The paper studies best-arm identification in bandits with both stochastic and adversarial rewards, showing that a learner cannot be optimal in both settings simultaneously. It provides a lower bound characterizing the optimal rate for stochastic problems under adversarial robustness and proposes a parameter-free algorithm that matches this bound up to log factors while remaining robust to adversarial rewards.

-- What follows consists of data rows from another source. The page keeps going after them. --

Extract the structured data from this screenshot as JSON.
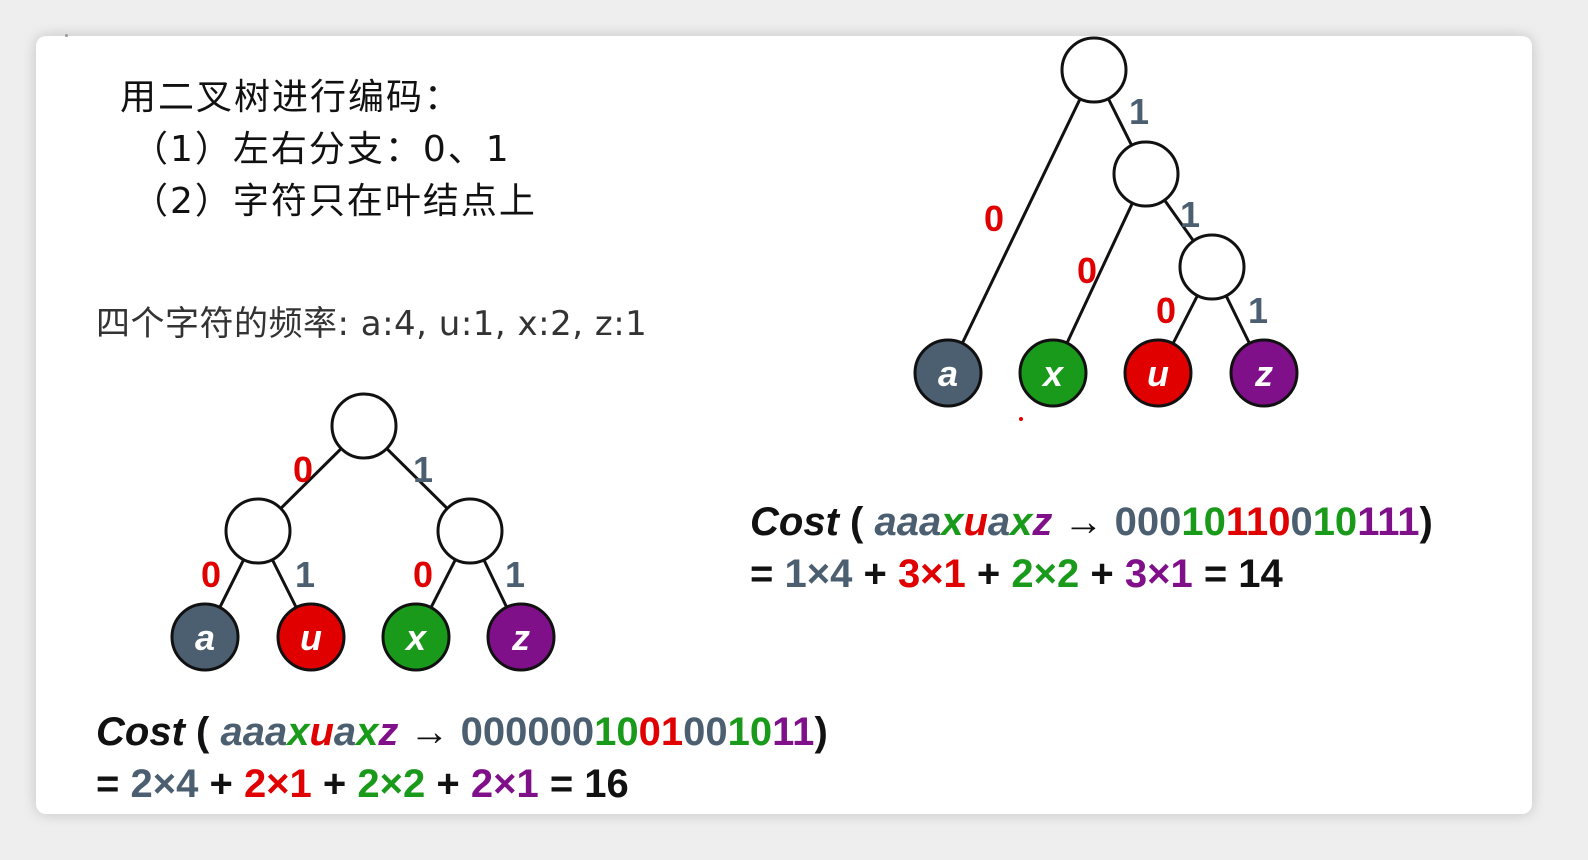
{
  "text": {
    "heading": "用二叉树进行编码：",
    "rule1": "（1）左右分支：0、1",
    "rule2": "（2）字符只在叶结点上",
    "frequency": "四个字符的频率: a:4, u:1, x:2, z:1"
  },
  "colors": {
    "a": "#4b5f70",
    "u": "#e00000",
    "x": "#1a9a1a",
    "z": "#80108a",
    "edge_zero": "#e00000",
    "edge_one": "#4b5f70"
  },
  "tree_balanced": {
    "edge_labels": [
      "0",
      "1",
      "0",
      "1",
      "0",
      "1"
    ],
    "leaves": [
      "a",
      "u",
      "x",
      "z"
    ]
  },
  "tree_skewed": {
    "edge_labels": [
      "1",
      "0",
      "1",
      "0",
      "0",
      "1"
    ],
    "leaves": [
      "a",
      "x",
      "u",
      "z"
    ]
  },
  "cost_balanced": {
    "label": "Cost",
    "open": "(",
    "word": [
      {
        "t": "aaa",
        "c": "a"
      },
      {
        "t": "x",
        "c": "x"
      },
      {
        "t": "u",
        "c": "u"
      },
      {
        "t": "a",
        "c": "a"
      },
      {
        "t": "x",
        "c": "x"
      },
      {
        "t": "z",
        "c": "z"
      }
    ],
    "arrow": "→",
    "code": [
      {
        "t": "000000",
        "c": "a"
      },
      {
        "t": "10",
        "c": "x"
      },
      {
        "t": "01",
        "c": "u"
      },
      {
        "t": "00",
        "c": "a"
      },
      {
        "t": "10",
        "c": "x"
      },
      {
        "t": "11",
        "c": "z"
      }
    ],
    "close": ")",
    "sum": [
      {
        "t": "= ",
        "c": "k"
      },
      {
        "t": "2×4",
        "c": "a"
      },
      {
        "t": " + ",
        "c": "k"
      },
      {
        "t": "2×1",
        "c": "u"
      },
      {
        "t": " + ",
        "c": "k"
      },
      {
        "t": "2×2",
        "c": "x"
      },
      {
        "t": " + ",
        "c": "k"
      },
      {
        "t": "2×1",
        "c": "z"
      },
      {
        "t": " = 16",
        "c": "k"
      }
    ]
  },
  "cost_skewed": {
    "label": "Cost",
    "open": "(",
    "word": [
      {
        "t": "aaa",
        "c": "a"
      },
      {
        "t": "x",
        "c": "x"
      },
      {
        "t": "u",
        "c": "u"
      },
      {
        "t": "a",
        "c": "a"
      },
      {
        "t": "x",
        "c": "x"
      },
      {
        "t": "z",
        "c": "z"
      }
    ],
    "arrow": "→",
    "code": [
      {
        "t": "000",
        "c": "a"
      },
      {
        "t": "10",
        "c": "x"
      },
      {
        "t": "110",
        "c": "u"
      },
      {
        "t": "0",
        "c": "a"
      },
      {
        "t": "10",
        "c": "x"
      },
      {
        "t": "111",
        "c": "z"
      }
    ],
    "close": ")",
    "sum": [
      {
        "t": "= ",
        "c": "k"
      },
      {
        "t": "1×4",
        "c": "a"
      },
      {
        "t": " + ",
        "c": "k"
      },
      {
        "t": "3×1",
        "c": "u"
      },
      {
        "t": " + ",
        "c": "k"
      },
      {
        "t": "2×2",
        "c": "x"
      },
      {
        "t": " + ",
        "c": "k"
      },
      {
        "t": "3×1",
        "c": "z"
      },
      {
        "t": " = 14",
        "c": "k"
      }
    ]
  }
}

We study bandit best-arm identification with arbitrary and potentially adversarial rewards. A simple random uniform learner obtains the optimal rate of error in the adversarial scenario. However, this type of strategy is suboptimal when the rewards are sampled stochastically. Therefore, we ask: Can we design a learner that performs optimally in both the stochastic and adversarial problems while not being aware of the nature of the rewards? First, we show that designing such a learner is impossible in general. In particular, to be robust to adversarial rewards, we can only guarantee optimal rates of error on a subset of the stochastic problems. We give a lower bound that characterizes the optimal rate in stochastic problems if the strategy is constrained to be robust to adversarial rewards. Finally, we design a simple parameter-free algorithm and show that its probability of error matches (up to log factors) the lower bound in stochastic problems, and it is also robust to adversarial ones.